55 Things Everyone Thinks About While Shopping At Woolworths

    Avocados are how much?!

    1. Time to do my weekly shop!

    2. I've even prepared a list so I don't buy any useless shit.

    3. Yes, good, I am an adult.

    4. Why is my trolley so sticky? And why are the wheels always so wonky?

    5. Someone left their old shopping list in MY trolley.

    6. Rude.

    7. Right, repeat after me: I will not buy unhealthy crap.

    8. Yup, I'm going to be healthy this week.

    9. 100% healthy. Nothing but kale and quinoa.

    10. How do you even pronounce quinoa?

    11. YAAASS CADBURY EGGS ARE ON SALE.

    12. Oh wait, they're from Easter.

    13. And they've expired.

    14.*Puts in trolley anyway*

    15. First item on my list: Grapes.

    16. Wait, why do they have so many signs warning customers about loose grapes?

    17. Has someone actually died from slipping on a grape?

    18. Ew these grapes are sort of expensive.

    19. I'll buy apples instead. They're also round.

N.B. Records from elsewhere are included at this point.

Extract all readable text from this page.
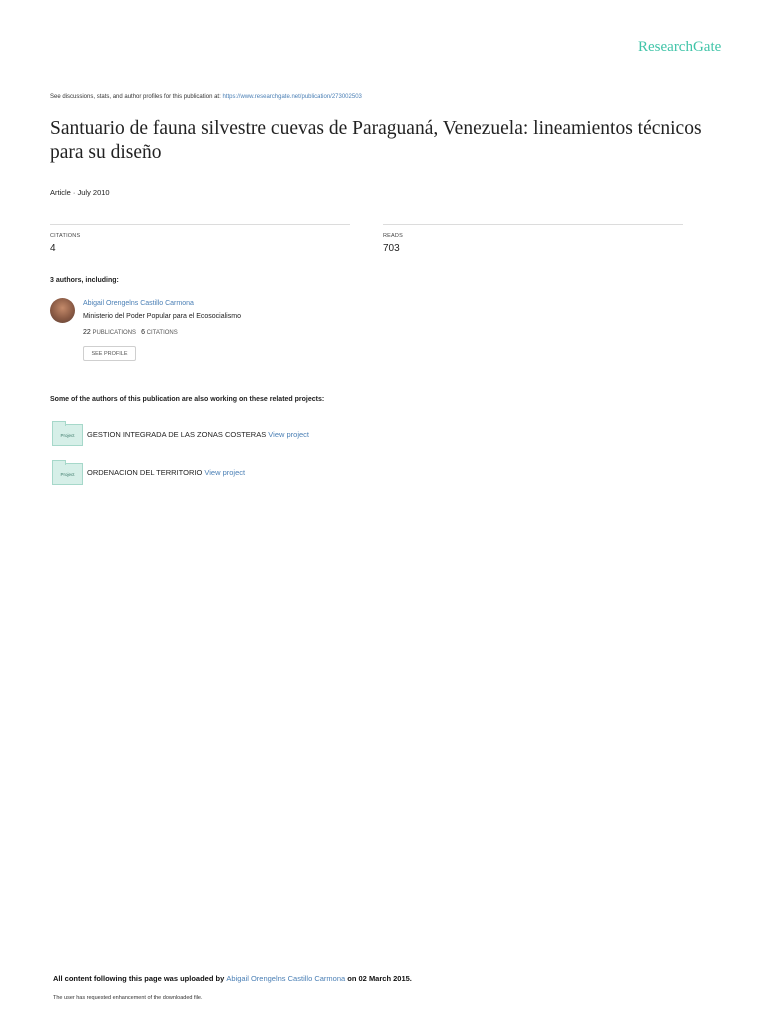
ResearchGate
See discussions, stats, and author profiles for this publication at: https://www.researchgate.net/publication/273002503
Santuario de fauna silvestre cuevas de Paraguaná, Venezuela: lineamientos técnicos para su diseño
Article · July 2010
CITATIONS
4
READS
703
3 authors, including:
Abigail Orengelns Castillo Carmona
Ministerio del Poder Popular para el Ecosocialismo
22 PUBLICATIONS 6 CITATIONS
SEE PROFILE
Some of the authors of this publication are also working on these related projects:
Project	GESTION INTEGRADA DE LAS ZONAS COSTERAS View project
Project	ORDENACION DEL TERRITORIO View project
All content following this page was uploaded by Abigail Orengelns Castillo Carmona on 02 March 2015.
The user has requested enhancement of the downloaded file.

And green.

    20. Jeez I'm healthy.

    21. You might as well call me Michelle Bridges.

    22. I wonder what she buys on her weekly shop?

    23. She probably pays someone to go get it all for her.

    24. I wish I had abs.

    25. OH, OREOS.

    26. I'm pretty sure they're vegan, so they must be healthy.

    27. Tim Tams are 100% better though.

    28. Ugh, I'm bored.

    29. FOOD SHOPPING IS BORING.

    30. Does that lady have a dog in her trolley?

    31. FFS Australia.

    32. Oh, barbecue chickens are on sale!

    33. Maybe I should buy two because they're on special.

    34. But what am I going to do with two whole chickens?

    35. I don't even know if I really like chicken.

    36. Is this chicken even healthy?

    37. I'm pretty sure it's cooked in oil.

    38. Like, A LOT of oil.

    39. OK, I'll get three chickens.

    40. Ew, I know that person.

    41. Please don't come over here.

    42. They're coming over here.

    43. Oh, yes, hello!

    44. I feel like they're judging everything in my trolley.

    45. Well I have apples and three chickens so judge me all you want, bitch.

    46. I bet they're jealous that I'm so healthy.

    47. Stop looking at my Oreos and expired Easter chocolate.

    48. OK, it's avocado time.

    49. AVOCADOS ARE HOW MUCH?!

    50. I'm not bloody paying that.

    51. Maybe I should put them through as apples in self-serve?

    52. No, that's super dodgy, don't do that.

    53. But they're so expensive.

    54. Seriously, I could literally go buy a Happy Meal for the price of just one avocado.

    55. Ugh, whatever, I'm putting all this shit back and buying two-minute noodles instead.